In Bangladesh il Covid-19 è destinato a rendere ancora più tragiche le condizioni di vita della minoranza musulmana. Il campo è un’immensa baraccopoli con fogne a cielo aperto ed è uno dei 34 che ospitano in tutto oltre 750mila persone fuggite nell’agosto 2017 dal Myanmar. Due giorni fa il coordinatore sanitario Abu Toha Bhuiyan aveva annunciato la positività di almeno due profughi. L’Oms ha mandato subito «squadre rapide di ricercatori» per tracciare i contatti, testarli e metterli in quarantena. L’intera struttura è stato chiusa.

«Nonostante i migliori sforzi delle agenzie internazionali e del governo del Bangladesh, la capacità di assistenza sanitaria nei campi profughi è limitata e in tutto il Paese è sopraffatta a causa del Covid. Ci sono solo circa 2mila ventilatori in tutto il Bangladesh su una popolazione di 160 milioni di persone. Nel campo profughi dei Rohingya al momento non ci sono letti di terapia intensiva», è l’allarme lanciato da Athena Rayburn di Save the Children. Preoccupa la situazione nel campo di Dadaab, in Kenya, tra i più grandi campi profughi al mondo: da fine aprile sono in vigore rigide misure di ingresso e uscita nella struttura. Per Philippa Crosland-Taylor, direttore di Care «in Kenya una epidemia sarebbe un disastro: 270mila persone vivono a Dadaab, ma il campo ha una capacità di quarantena al massimo per duemila persone e un unico centro sanitario dedicato a coronavirus con soli 110 posti letto».

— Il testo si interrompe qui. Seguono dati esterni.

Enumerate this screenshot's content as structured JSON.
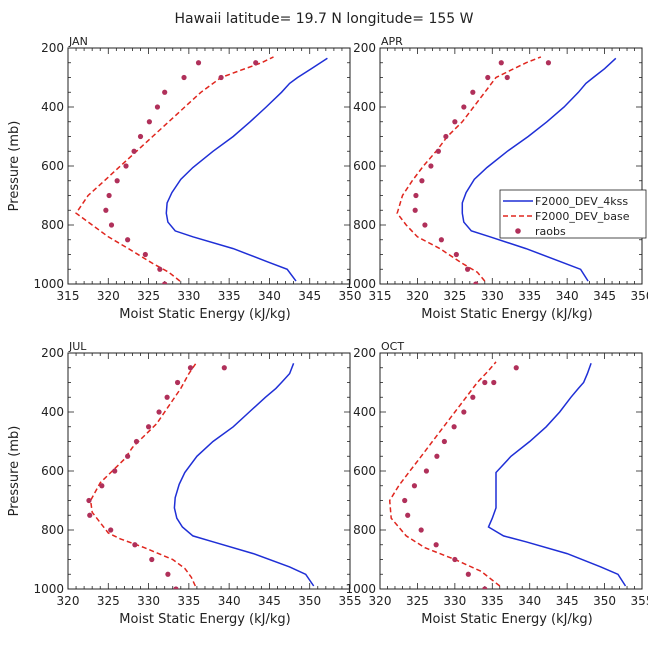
{
  "figure": {
    "title": "Hawaii  latitude= 19.7 N longitude= 155 W"
  },
  "legend": {
    "entries": [
      "F2000_DEV_4kss",
      "F2000_DEV_base",
      "raobs"
    ]
  },
  "colors": {
    "blue": "#1f2fd6",
    "red": "#e0261e",
    "raobs": "#b0305a"
  },
  "chart_data": [
    {
      "type": "line",
      "title": "JAN",
      "xlabel": "Moist Static Energy (kJ/kg)",
      "ylabel": "Pressure (mb)",
      "xlim": [
        315,
        350
      ],
      "ylim": [
        200,
        1000
      ],
      "y_inverted": true,
      "xticks": [
        315,
        320,
        325,
        330,
        335,
        340,
        345,
        350
      ],
      "yticks": [
        200,
        400,
        600,
        800,
        1000
      ],
      "series": [
        {
          "name": "F2000_DEV_4kss",
          "style": "solid",
          "x": [
            343.3,
            342.2,
            339.8,
            335.5,
            330.5,
            328.3,
            327.4,
            327.2,
            327.3,
            327.9,
            329.0,
            330.5,
            333.0,
            335.5,
            337.6,
            339.6,
            341.5,
            342.5,
            343.5,
            345.2,
            347.2
          ],
          "y": [
            990,
            950,
            925,
            880,
            840,
            820,
            790,
            760,
            725,
            690,
            645,
            605,
            550,
            500,
            450,
            400,
            350,
            320,
            300,
            270,
            235
          ]
        },
        {
          "name": "F2000_DEV_base",
          "style": "dashed",
          "x": [
            328.9,
            327.5,
            325.5,
            322.5,
            320.0,
            318.0,
            316.0,
            317.5,
            319.5,
            321.5,
            323.5,
            325.5,
            327.5,
            329.5,
            331.5,
            334.0,
            336.5,
            339.0,
            340.5
          ],
          "y": [
            990,
            960,
            930,
            880,
            840,
            800,
            760,
            700,
            650,
            600,
            550,
            500,
            450,
            400,
            350,
            300,
            275,
            250,
            230
          ]
        },
        {
          "name": "raobs",
          "style": "markers",
          "x": [
            327.0,
            326.4,
            324.6,
            322.4,
            320.4,
            319.7,
            320.1,
            321.1,
            322.2,
            323.2,
            324.0,
            325.1,
            326.1,
            327.0,
            329.4,
            331.2,
            334.0,
            338.3
          ],
          "y": [
            1000,
            950,
            900,
            850,
            800,
            750,
            700,
            650,
            600,
            550,
            500,
            450,
            400,
            350,
            300,
            250,
            300,
            250
          ]
        }
      ]
    },
    {
      "type": "line",
      "title": "APR",
      "xlabel": "Moist Static Energy (kJ/kg)",
      "ylabel": "",
      "xlim": [
        315,
        350
      ],
      "ylim": [
        200,
        1000
      ],
      "y_inverted": true,
      "xticks": [
        315,
        320,
        325,
        330,
        335,
        340,
        345,
        350
      ],
      "yticks": [
        200,
        400,
        600,
        800,
        1000
      ],
      "series": [
        {
          "name": "F2000_DEV_4kss",
          "style": "solid",
          "x": [
            342.8,
            341.8,
            339.2,
            334.5,
            329.7,
            327.2,
            326.2,
            326.0,
            326.0,
            326.5,
            327.6,
            329.3,
            332.0,
            334.8,
            337.3,
            339.6,
            341.5,
            342.5,
            343.5,
            345.0,
            346.5
          ],
          "y": [
            990,
            950,
            925,
            880,
            840,
            820,
            790,
            760,
            725,
            690,
            645,
            605,
            550,
            500,
            450,
            400,
            350,
            320,
            300,
            270,
            235
          ]
        },
        {
          "name": "F2000_DEV_base",
          "style": "dashed",
          "x": [
            329.0,
            328.0,
            326.0,
            323.0,
            320.0,
            318.5,
            317.3,
            318.0,
            319.3,
            320.8,
            322.5,
            324.0,
            326.0,
            327.5,
            329.0,
            330.5,
            332.5,
            334.5,
            336.5
          ],
          "y": [
            990,
            960,
            930,
            880,
            840,
            800,
            760,
            700,
            650,
            600,
            550,
            500,
            450,
            400,
            350,
            300,
            275,
            250,
            230
          ]
        },
        {
          "name": "raobs",
          "style": "markers",
          "x": [
            327.8,
            326.7,
            325.2,
            323.2,
            321.0,
            319.7,
            319.8,
            320.6,
            321.8,
            322.8,
            323.8,
            325.0,
            326.2,
            327.4,
            329.4,
            331.2,
            332.0,
            337.5
          ],
          "y": [
            1000,
            950,
            900,
            850,
            800,
            750,
            700,
            650,
            600,
            550,
            500,
            450,
            400,
            350,
            300,
            250,
            300,
            250
          ]
        }
      ]
    },
    {
      "type": "line",
      "title": "JUL",
      "xlabel": "Moist Static Energy (kJ/kg)",
      "ylabel": "Pressure (mb)",
      "xlim": [
        320,
        355
      ],
      "ylim": [
        200,
        1000
      ],
      "y_inverted": true,
      "xticks": [
        320,
        325,
        330,
        335,
        340,
        345,
        350,
        355
      ],
      "yticks": [
        200,
        400,
        600,
        800,
        1000
      ],
      "series": [
        {
          "name": "F2000_DEV_4kss",
          "style": "solid",
          "x": [
            350.5,
            349.5,
            347.5,
            343.0,
            338.0,
            335.5,
            334.2,
            333.5,
            333.2,
            333.3,
            333.8,
            334.5,
            336.0,
            338.0,
            340.5,
            342.5,
            344.5,
            345.8,
            346.5,
            347.5,
            348.0
          ],
          "y": [
            990,
            950,
            925,
            880,
            840,
            820,
            790,
            760,
            725,
            690,
            645,
            605,
            550,
            500,
            450,
            400,
            350,
            320,
            300,
            270,
            235
          ]
        },
        {
          "name": "F2000_DEV_base",
          "style": "dashed",
          "x": [
            335.8,
            335.3,
            334.5,
            333.0,
            329.5,
            326.5,
            325.0,
            324.0,
            323.0,
            322.8,
            324.0,
            325.5,
            327.0,
            328.0,
            329.5,
            331.0,
            332.5,
            334.0,
            335.0,
            336.0
          ],
          "y": [
            990,
            960,
            930,
            900,
            860,
            830,
            810,
            775,
            740,
            700,
            640,
            600,
            560,
            520,
            480,
            440,
            380,
            320,
            270,
            230
          ]
        },
        {
          "name": "raobs",
          "style": "markers",
          "x": [
            333.4,
            332.4,
            330.4,
            328.3,
            325.3,
            322.7,
            322.6,
            324.2,
            325.8,
            327.4,
            328.5,
            330.0,
            331.3,
            332.3,
            333.6,
            335.2,
            339.4
          ],
          "y": [
            1000,
            950,
            900,
            850,
            800,
            750,
            700,
            650,
            600,
            550,
            500,
            450,
            400,
            350,
            300,
            250,
            250
          ]
        }
      ]
    },
    {
      "type": "line",
      "title": "OCT",
      "xlabel": "Moist Static Energy (kJ/kg)",
      "ylabel": "",
      "xlim": [
        320,
        355
      ],
      "ylim": [
        200,
        1000
      ],
      "y_inverted": true,
      "xticks": [
        320,
        325,
        330,
        335,
        340,
        345,
        350,
        355
      ],
      "yticks": [
        200,
        400,
        600,
        800,
        1000
      ],
      "series": [
        {
          "name": "F2000_DEV_4kss",
          "style": "solid",
          "x": [
            352.8,
            351.8,
            349.5,
            345.0,
            339.5,
            336.5,
            334.5,
            335.0,
            335.5,
            335.5,
            335.5,
            335.5,
            337.5,
            340.0,
            342.2,
            344.0,
            345.5,
            346.5,
            347.2,
            347.7,
            348.2
          ],
          "y": [
            990,
            950,
            925,
            880,
            840,
            820,
            790,
            760,
            725,
            690,
            645,
            605,
            550,
            500,
            450,
            400,
            350,
            320,
            300,
            270,
            235
          ]
        },
        {
          "name": "F2000_DEV_base",
          "style": "dashed",
          "x": [
            336.0,
            335.0,
            333.5,
            330.0,
            326.0,
            323.5,
            321.5,
            321.3,
            322.5,
            324.0,
            325.5,
            327.0,
            328.5,
            330.0,
            331.5,
            333.0,
            334.5,
            335.5
          ],
          "y": [
            990,
            970,
            940,
            900,
            860,
            820,
            760,
            700,
            650,
            600,
            550,
            500,
            450,
            400,
            350,
            300,
            260,
            230
          ]
        },
        {
          "name": "raobs",
          "style": "markers",
          "x": [
            334.0,
            331.8,
            330.0,
            327.5,
            325.5,
            323.7,
            323.3,
            324.6,
            326.2,
            327.6,
            328.6,
            329.9,
            331.2,
            332.4,
            334.0,
            335.2,
            338.2
          ],
          "y": [
            1000,
            950,
            900,
            850,
            800,
            750,
            700,
            650,
            600,
            550,
            500,
            450,
            400,
            350,
            300,
            300,
            250
          ]
        }
      ]
    }
  ]
}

Non solo: a peggiorare un quadro già drammatico «si aggiungono piogge molto forti che tagliano l’unica strada che porta al campo, ritardando la consegna di aiuti umanitari su cui molti si affidano per sopravvivere». Allarme anche in Sud Sudan. Due contagi si sono registrati in un campo nella capitale, Juba, e uno a Bentiu, nel nord del Paese. Gli esperti hanno avvertito del pericolo rappresentato da un’eventuale diffusione del virus nei campi sovraffollati che ospitano circa 200mila persone in tutto il Paese. Anni di guerra hanno lasciato il Sud Sudan con uno dei sistemi sanitari meno attrezzati del continente africano. La nazione conferma 194 casi di contagio.
Esplosiva anche la situazione in Grecia. Le autorità sanitarie di Atene hanno fatto test a campione tra i migranti e rifugiati che sono arrivati sull’isola di Lesbo, la settimana scorsa, dalle coste della Turchia e hanno trovato i primi due casi di contagio. Le due persone si trovano nel campo provvisorio di Megala Therma, affittato dal ministero delle Migrazioni come centro per mettere in quarantena le persone che arrivano a Lesbo. Le autorità greche hanno prorogato fino al 21 maggio il “lockdown” imposto da marzo.
Nella Siria flagellata da un conflitto interminabile, 68mila persone vivono nel campo di al-Hol, sopportando condizioni climatiche rigide, a rischio alluvioni, rendendole più sensibili alle malattie. Le condizioni di vita all’interno sono inumane. Ogni persona è costretta a vivere in un piccolo spazio di 27 metri quadrati. L’equivalente di un posto auto.